Beyond reward prediction errors: the role of dopamine in movement kinematics

• Main Authors: Joseph eBarter, Suellen eLi, Dongye eLu, Mark eRossi, Ryan eBartholomew, Charles T Shoemaker, Daniel eSalas-Meza, Erin eGaidis, Henry H Yin
• Format: Article
• Language: English
• Published: Frontiers Media S.A. 2015-05-01
• Series: Frontiers in Integrative Neuroscience
• Subjects: Basal Ganglia; Dopamine; Substantia Nigra; Reward; Striatum; kinematics
• Online Access: http://journal.frontiersin.org/Journal/10.3389/fnint.2015.00039/full

We recorded activity of dopamine (DA) neurons in the substantia nigra pars compacta in unrestrained mice while monitoring their movements with video tracking.

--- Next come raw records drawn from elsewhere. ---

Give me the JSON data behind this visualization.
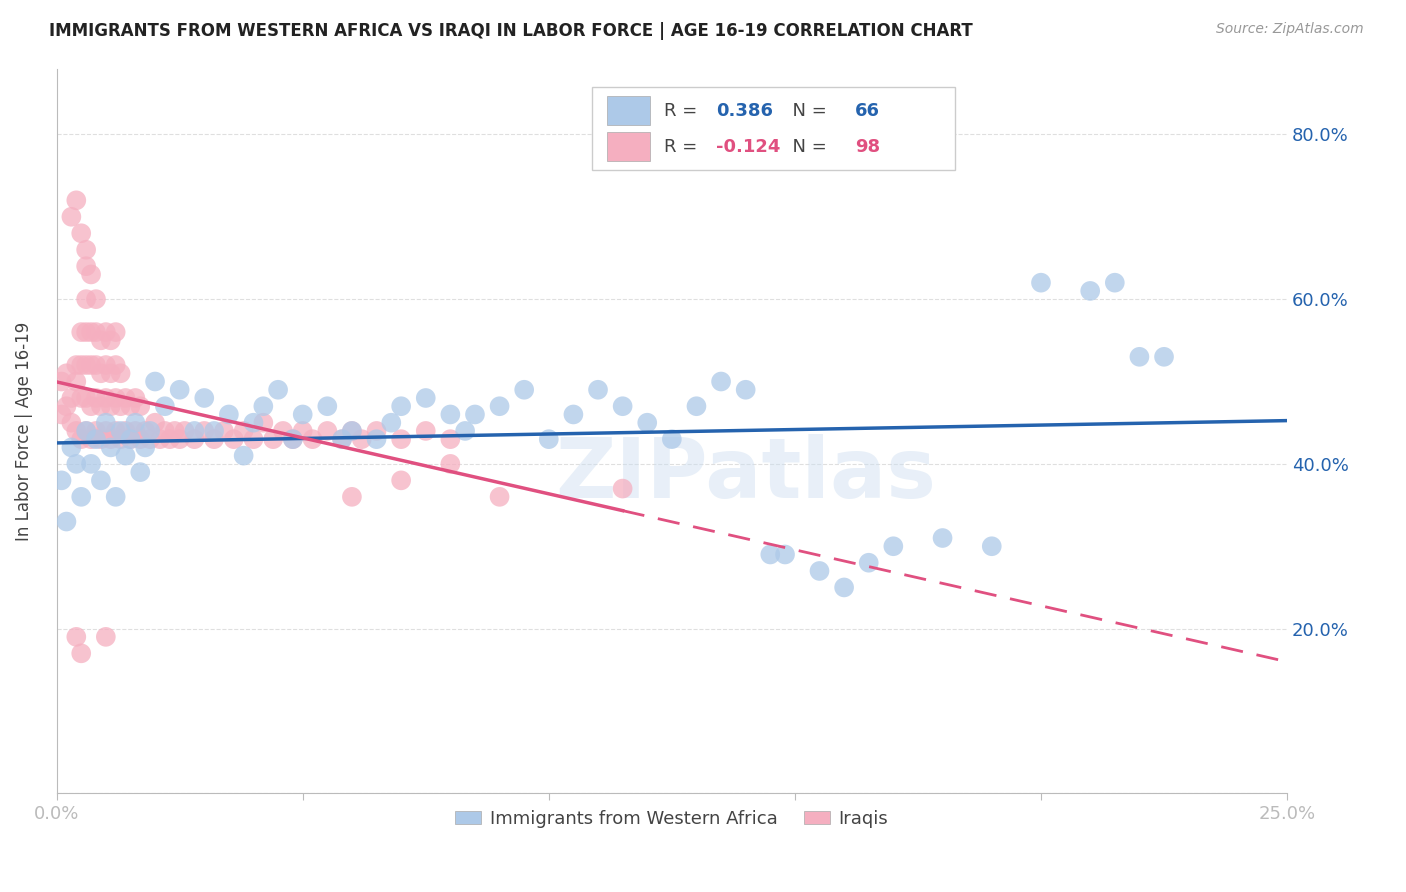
{
  "title": "IMMIGRANTS FROM WESTERN AFRICA VS IRAQI IN LABOR FORCE | AGE 16-19 CORRELATION CHART",
  "source": "Source: ZipAtlas.com",
  "ylabel": "In Labor Force | Age 16-19",
  "xlim": [
    0.0,
    0.25
  ],
  "ylim": [
    0.0,
    0.88
  ],
  "blue_r": 0.386,
  "blue_n": 66,
  "pink_r": -0.124,
  "pink_n": 98,
  "blue_color": "#adc9e8",
  "pink_color": "#f5afc0",
  "blue_line_color": "#2563ae",
  "pink_line_color": "#e05080",
  "watermark": "ZIPatlas",
  "legend_blue_label": "Immigrants from Western Africa",
  "legend_pink_label": "Iraqis",
  "background_color": "#ffffff",
  "grid_color": "#d8d8d8",
  "blue_scatter_x": [
    0.001,
    0.002,
    0.003,
    0.004,
    0.005,
    0.006,
    0.007,
    0.008,
    0.009,
    0.01,
    0.011,
    0.012,
    0.013,
    0.014,
    0.015,
    0.016,
    0.017,
    0.018,
    0.019,
    0.02,
    0.022,
    0.025,
    0.028,
    0.03,
    0.032,
    0.035,
    0.038,
    0.04,
    0.042,
    0.045,
    0.048,
    0.05,
    0.055,
    0.058,
    0.06,
    0.065,
    0.068,
    0.07,
    0.075,
    0.08,
    0.083,
    0.085,
    0.09,
    0.095,
    0.1,
    0.105,
    0.11,
    0.115,
    0.12,
    0.125,
    0.13,
    0.135,
    0.14,
    0.145,
    0.148,
    0.155,
    0.16,
    0.165,
    0.17,
    0.18,
    0.19,
    0.2,
    0.21,
    0.215,
    0.22,
    0.225
  ],
  "blue_scatter_y": [
    0.38,
    0.33,
    0.42,
    0.4,
    0.36,
    0.44,
    0.4,
    0.43,
    0.38,
    0.45,
    0.42,
    0.36,
    0.44,
    0.41,
    0.43,
    0.45,
    0.39,
    0.42,
    0.44,
    0.5,
    0.47,
    0.49,
    0.44,
    0.48,
    0.44,
    0.46,
    0.41,
    0.45,
    0.47,
    0.49,
    0.43,
    0.46,
    0.47,
    0.43,
    0.44,
    0.43,
    0.45,
    0.47,
    0.48,
    0.46,
    0.44,
    0.46,
    0.47,
    0.49,
    0.43,
    0.46,
    0.49,
    0.47,
    0.45,
    0.43,
    0.47,
    0.5,
    0.49,
    0.29,
    0.29,
    0.27,
    0.25,
    0.28,
    0.3,
    0.31,
    0.3,
    0.62,
    0.61,
    0.62,
    0.53,
    0.53
  ],
  "pink_scatter_x": [
    0.001,
    0.001,
    0.002,
    0.002,
    0.003,
    0.003,
    0.003,
    0.004,
    0.004,
    0.004,
    0.004,
    0.005,
    0.005,
    0.005,
    0.005,
    0.005,
    0.006,
    0.006,
    0.006,
    0.006,
    0.006,
    0.006,
    0.006,
    0.007,
    0.007,
    0.007,
    0.007,
    0.007,
    0.008,
    0.008,
    0.008,
    0.008,
    0.008,
    0.009,
    0.009,
    0.009,
    0.009,
    0.01,
    0.01,
    0.01,
    0.01,
    0.011,
    0.011,
    0.011,
    0.011,
    0.012,
    0.012,
    0.012,
    0.012,
    0.013,
    0.013,
    0.013,
    0.014,
    0.014,
    0.015,
    0.015,
    0.016,
    0.016,
    0.017,
    0.017,
    0.018,
    0.019,
    0.02,
    0.021,
    0.022,
    0.023,
    0.024,
    0.025,
    0.026,
    0.028,
    0.03,
    0.032,
    0.034,
    0.036,
    0.038,
    0.04,
    0.042,
    0.044,
    0.046,
    0.048,
    0.05,
    0.052,
    0.055,
    0.058,
    0.06,
    0.062,
    0.065,
    0.07,
    0.075,
    0.08,
    0.004,
    0.005,
    0.01,
    0.115,
    0.06,
    0.07,
    0.08,
    0.09
  ],
  "pink_scatter_y": [
    0.46,
    0.5,
    0.47,
    0.51,
    0.45,
    0.48,
    0.7,
    0.44,
    0.5,
    0.52,
    0.72,
    0.43,
    0.48,
    0.52,
    0.56,
    0.68,
    0.44,
    0.48,
    0.52,
    0.56,
    0.6,
    0.64,
    0.66,
    0.43,
    0.47,
    0.52,
    0.56,
    0.63,
    0.44,
    0.48,
    0.52,
    0.56,
    0.6,
    0.43,
    0.47,
    0.51,
    0.55,
    0.44,
    0.48,
    0.52,
    0.56,
    0.43,
    0.47,
    0.51,
    0.55,
    0.44,
    0.48,
    0.52,
    0.56,
    0.43,
    0.47,
    0.51,
    0.44,
    0.48,
    0.43,
    0.47,
    0.44,
    0.48,
    0.43,
    0.47,
    0.44,
    0.43,
    0.45,
    0.43,
    0.44,
    0.43,
    0.44,
    0.43,
    0.44,
    0.43,
    0.44,
    0.43,
    0.44,
    0.43,
    0.44,
    0.43,
    0.45,
    0.43,
    0.44,
    0.43,
    0.44,
    0.43,
    0.44,
    0.43,
    0.44,
    0.43,
    0.44,
    0.43,
    0.44,
    0.43,
    0.19,
    0.17,
    0.19,
    0.37,
    0.36,
    0.38,
    0.4,
    0.36
  ]
}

Our approach allows an unbiased examination of the continuous relationship between single unit activity and behavior. Although DA neurons show characteristic burst firing following cue or reward presentation, as previously reported, their activity can be explained by the representation of actual movement kinematics. Unlike neighboring pars reticulata GABAergic output neurons, which can represent vector components of position, DA neurons represent vector components of velocity or acceleration. We found neurons related to movements in four directions—up, down, left right. For horizontal movements, there is significant lateralization of neurons: the left nigra contains more rightward neurons, whereas the right nigra contains more leftward neurons. The relationship between DA activity and movement kinematics was found on both appetitive trials using sucrose and aversive trials using air puff, showing that these neurons belong to a velocity control circuit that can be used for any number of purposes, whether to seek reward or to avoid harm. In support of this conclusion, mimicry of the phasic activation of DA neurons with selective optogenetic stimulation could also generate movements. Contrary to the popular hypothesis that DA neurons encode reward prediction errors, our results suggest that nigrostriatal DA plays an essential role in controlling the kinematics of voluntary movements. We hypothesize that DA signaling implements gain adjustment for adaptive transition control, and describe a new model of BG in which DA functions to adjust the gain of a transition controller. This model has significant implications for our understanding of movement disorders implicating DA and the BG.